24042024Headline:

Tra lacrime di rabbia e lacrime di gioia

A Casal del Marmo tra sentimenti contrastanti. Ed ora la felicità è infinita...

La festa gialloblu a Roma

La festa gialloblu a Roma

Sul 2-2 segnato dall’Astrea domenica scorsa a Casal del Marmo ho cominciato a piangere. Lacrime senza singhiozzi, che neanche riuscivo a respirare. Groppo in gola. Non mi sembrava vero, perché troppo brutto, quello che stava accadendo. Per la seconda domenica consecutiva il sogno inseguito da anni era ancora lì, a portata di mano, e stava nuovamente svanendo. Il fantasma dell’eterna incompiuta gialloblu era a un passo, di nuovo, pronto a rifarsi sotto. Uno stillicidio insopportabile.

E poi, quando quel colosso di Emilione Dierna ha trovato un magico (e anche un po’ a culo, diciamolo) pallonetto di testa all’indietro, che si è insaccato alle spalle del portiere dell’Astrea, non c’ho capito più niente. Della serie: come passare dalla disperazione, dalla convinzione di aver buttato alle ortiche una stagione, alla gioia più pura, di quella che ti lascia senza respiro. Ed ecco che il pianto silenzioso e triste di poco prima si è trasformato in meravigliose lacrime di felicità.

Credo che in quei momenti concitati – in cui mi sono sentita come non mai parte di un qualcosa di davvero grande – di aver abbracciato chiunque si trovasse vicino a me nell’arco di 100 metri. Ho abbracciato mio marito, che nel frattempo era corso ad arrampicarsi sulla rete dove si erano assiepati tifosi e squadra; ho abbracciato le mie amiche e compagne di viaggio gialloblu, Paola&Paola, e le bellissime wags gialloblu che sedevano vicino a me; ho abbracciato un sacco di amici e tifosi, che in quel frangente ci siamo davvero sentiti tutti fratelli; e poi il mister, Federico Nofri, e capitan Stefano Scardala, e gli adorabili Alessandro Ursini e Frank Cusi, fino al patron Piero e al presidente Vincenzo, una volta tornati a Viterbo. Mi avranno preso per matta, ma, oh!, io era più di un decennio che aspettavo questo momento!

Piero Camilli, patron gialloblù

Piero Camilli, patron gialloblù

La Viterbese è tornata in Lega Pro e io da domenica scorsa alle 16,50, minuto più minuto meno, cammino a tre metri da terra per la felicità. Una felicità che, nonostante le parole siano il mio mestiere, faccio fatica a descrivere, a raccontare. Un pensiero, però, tra tante emozioni che si susseguono in questi giorni, è quello che rende questo traguardo molto, molto più bello.

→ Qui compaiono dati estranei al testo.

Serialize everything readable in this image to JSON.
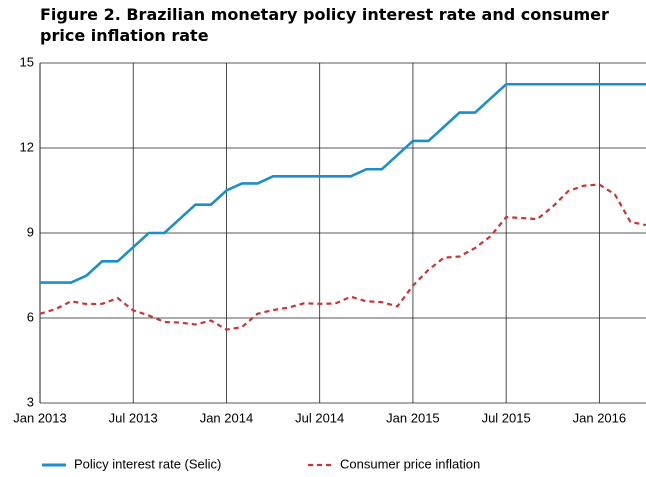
{
  "chart_data": {
    "type": "line",
    "title": "Figure 2. Brazilian monetary policy interest rate and consumer price inflation rate",
    "categories": [
      "Jan 2013",
      null,
      null,
      null,
      null,
      null,
      "Jul 2013",
      null,
      null,
      null,
      null,
      null,
      "Jan 2014",
      null,
      null,
      null,
      null,
      null,
      "Jul 2014",
      null,
      null,
      null,
      null,
      null,
      "Jan 2015",
      null,
      null,
      null,
      null,
      null,
      "Jul 2015",
      null,
      null,
      null,
      null,
      null,
      "Jan 2016",
      null,
      null,
      null
    ],
    "series": [
      {
        "name": "Policy interest rate (Selic)",
        "color": "#1b8fcb",
        "dash": false,
        "values": [
          7.25,
          7.25,
          7.25,
          7.5,
          8.0,
          8.0,
          8.5,
          9.0,
          9.0,
          9.5,
          10.0,
          10.0,
          10.5,
          10.75,
          10.75,
          11.0,
          11.0,
          11.0,
          11.0,
          11.0,
          11.0,
          11.25,
          11.25,
          11.75,
          12.25,
          12.25,
          12.75,
          13.25,
          13.25,
          13.75,
          14.25,
          14.25,
          14.25,
          14.25,
          14.25,
          14.25,
          14.25,
          14.25,
          14.25,
          14.25
        ]
      },
      {
        "name": "Consumer price inflation",
        "color": "#cc3333",
        "dash": true,
        "values": [
          6.15,
          6.31,
          6.59,
          6.49,
          6.5,
          6.7,
          6.27,
          6.09,
          5.86,
          5.84,
          5.77,
          5.91,
          5.59,
          5.68,
          6.15,
          6.28,
          6.37,
          6.52,
          6.5,
          6.51,
          6.75,
          6.59,
          6.56,
          6.41,
          7.14,
          7.7,
          8.13,
          8.17,
          8.47,
          8.89,
          9.56,
          9.53,
          9.49,
          9.93,
          10.48,
          10.67,
          10.71,
          10.36,
          9.39,
          9.28
        ]
      }
    ],
    "ylim": [
      3,
      15
    ],
    "yticks": [
      3,
      6,
      9,
      12,
      15
    ],
    "grid": true,
    "legend": "bottom"
  }
}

La consapevolezza, cioè, che i miei figli, oggi ancora piccoli tifosi gialloblù ma domani certamente ultras (“la genetica non è un mucchio di breccia, del resto” ripete sempre come un mantra un mio saggio amico), insieme a nuove generazioni di giovani della Tuscia, potranno godere d’ora in avanti di una Viterbese targata Camilli non più destinata alle umiliazioni e all’oblio, ma finalmente a palcoscenici di alto livello. Ecco, la certezza che da adesso in poi finalmente tanti bambini e ragazzi di Viterbo potranno tornare a innamorarsi della Viterbese senza più il timore che questo amore possa non venire corrisposto, rende ai miei occhi questo ritorno in Lega Pro ancora più trionfale e storico.